Irene laughed. “Babe, we’ve seen the names. We can’t do that. And come on: Is that really what you want?”
“No,” he said, quickly, to avoid a fight. “It’s not.” But was he certain? No, he was not.
She slithered across the tub, spreading herself across him to kiss his lips and his neck. She tasted like salt and booze. His fingers slid down the furrow of her spine. His ear went into her mouth for a moment, and he felt her tongue. Then she withdrew ever so slightly and whispered: “This is our chance. They have given us a chance, Peter, and I, like, I think we should take it.”
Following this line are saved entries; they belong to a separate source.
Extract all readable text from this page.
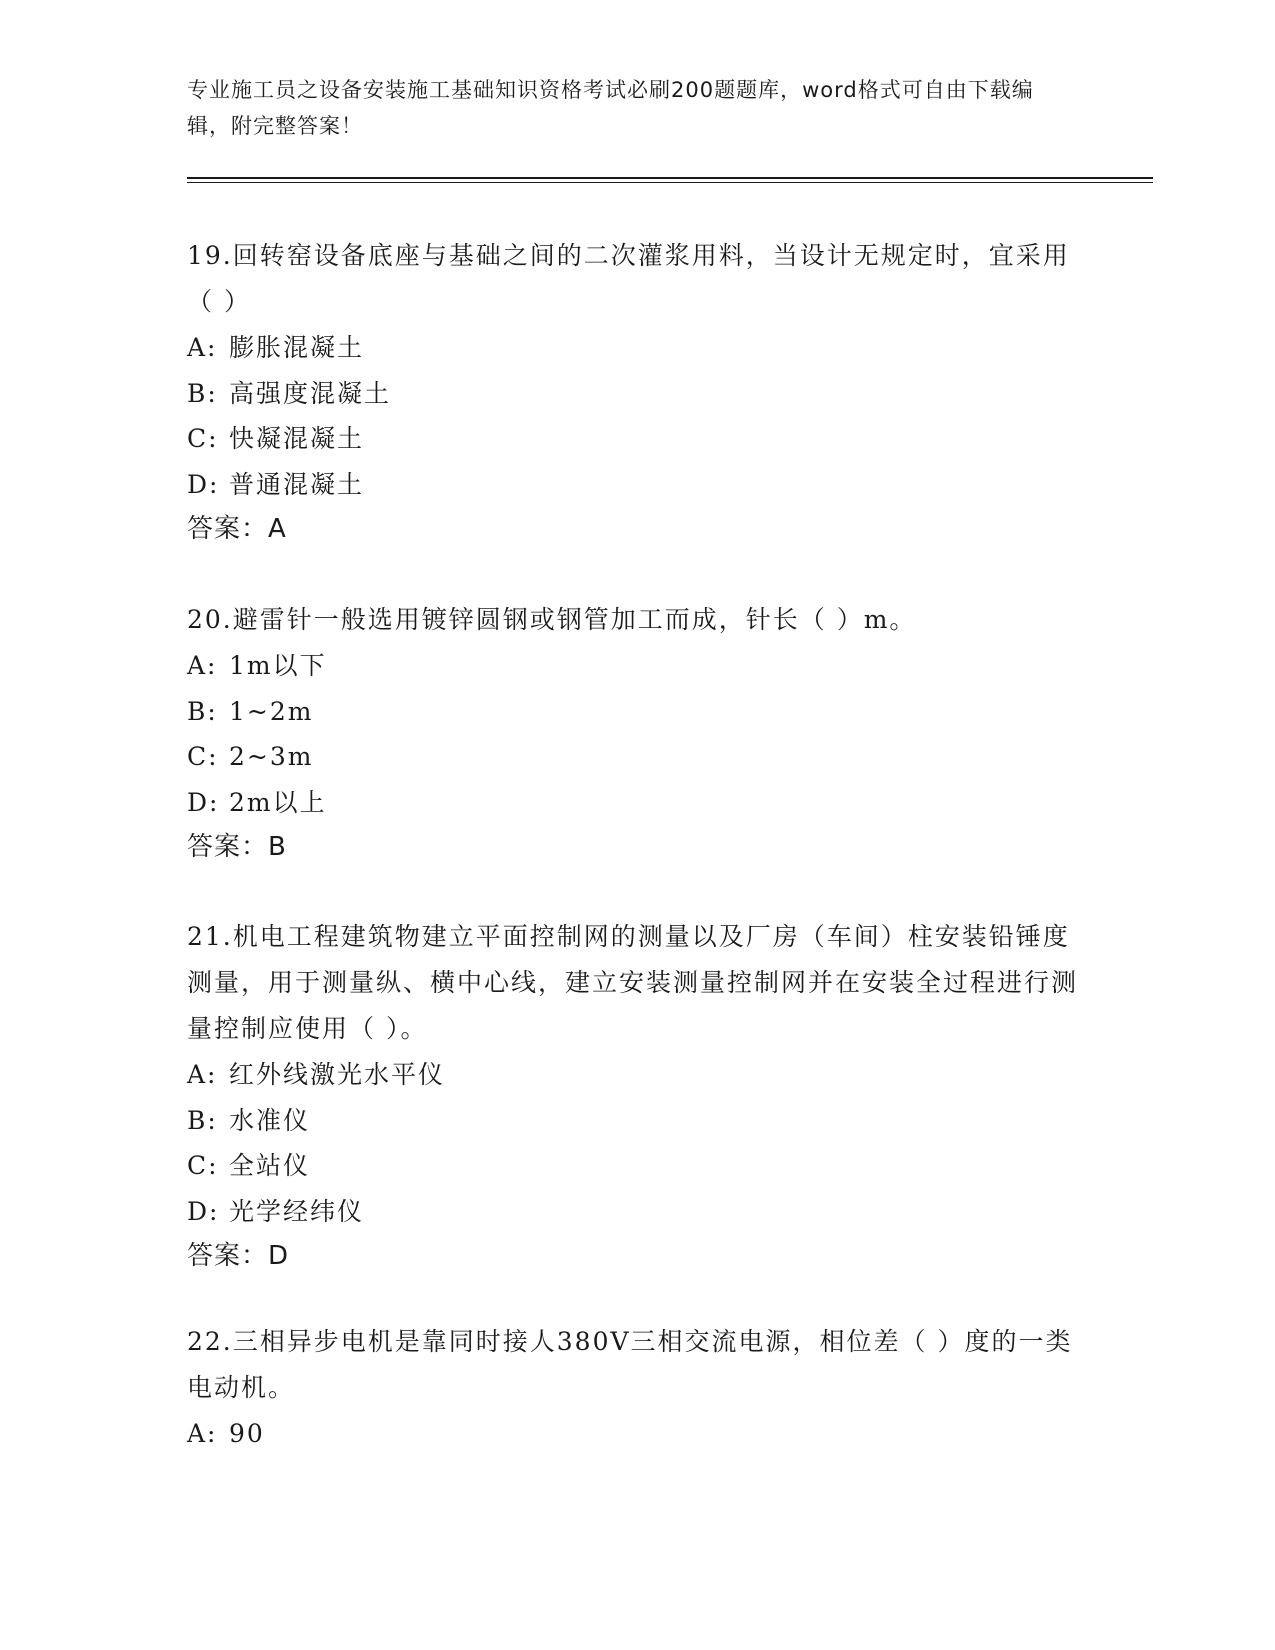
专业施工员之设备安装施工基础知识资格考试必刷200题题库，word格式可自由下载编辑，附完整答案！

19.回转窑设备底座与基础之间的二次灌浆用料，当设计无规定时，宜采用（ ）

A: 膨胀混凝土

B: 高强度混凝土

C: 快凝混凝土

D: 普通混凝土

答案：A

20.避雷针一般选用镀锌圆钢或钢管加工而成，针长（ ）m。

A: 1m以下

B: 1~2m

C: 2~3m

D: 2m以上

答案：B

21.机电工程建筑物建立平面控制网的测量以及厂房（车间）柱安装铅锤度测量，用于测量纵、横中心线，建立安装测量控制网并在安装全过程进行测量控制应使用（ ）。

A: 红外线激光水平仪

B: 水准仪

C: 全站仪

D: 光学经纬仪

答案：D

22.三相异步电机是靠同时接人380V三相交流电源，相位差（ ）度的一类电动机。

A: 90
“Why us?” he asked, perhaps more to himself than to her. “They have professionals, for god’s sake.”
As the plane descended into Dallas–Fort Worth, Peter was thinking of the customs form: Was he carrying more than $10,000 in cash? There were no paper forms on US-Mexico routes anymore, the flight attendant said, and for some reason that put him at ease. As if his transgressions might still be deniable—future sins considered but not yet committed.
As they crawled through the sweaty line of sun-scorched tourists and screaming children, he thought his heart was going to explode. Irene applied lip balm constantly. He watched the tube disappear and reappear into her pocket, her hands gripping it savagely, as if it might save her, or she might use it to stab an overly inquisitive customs officer.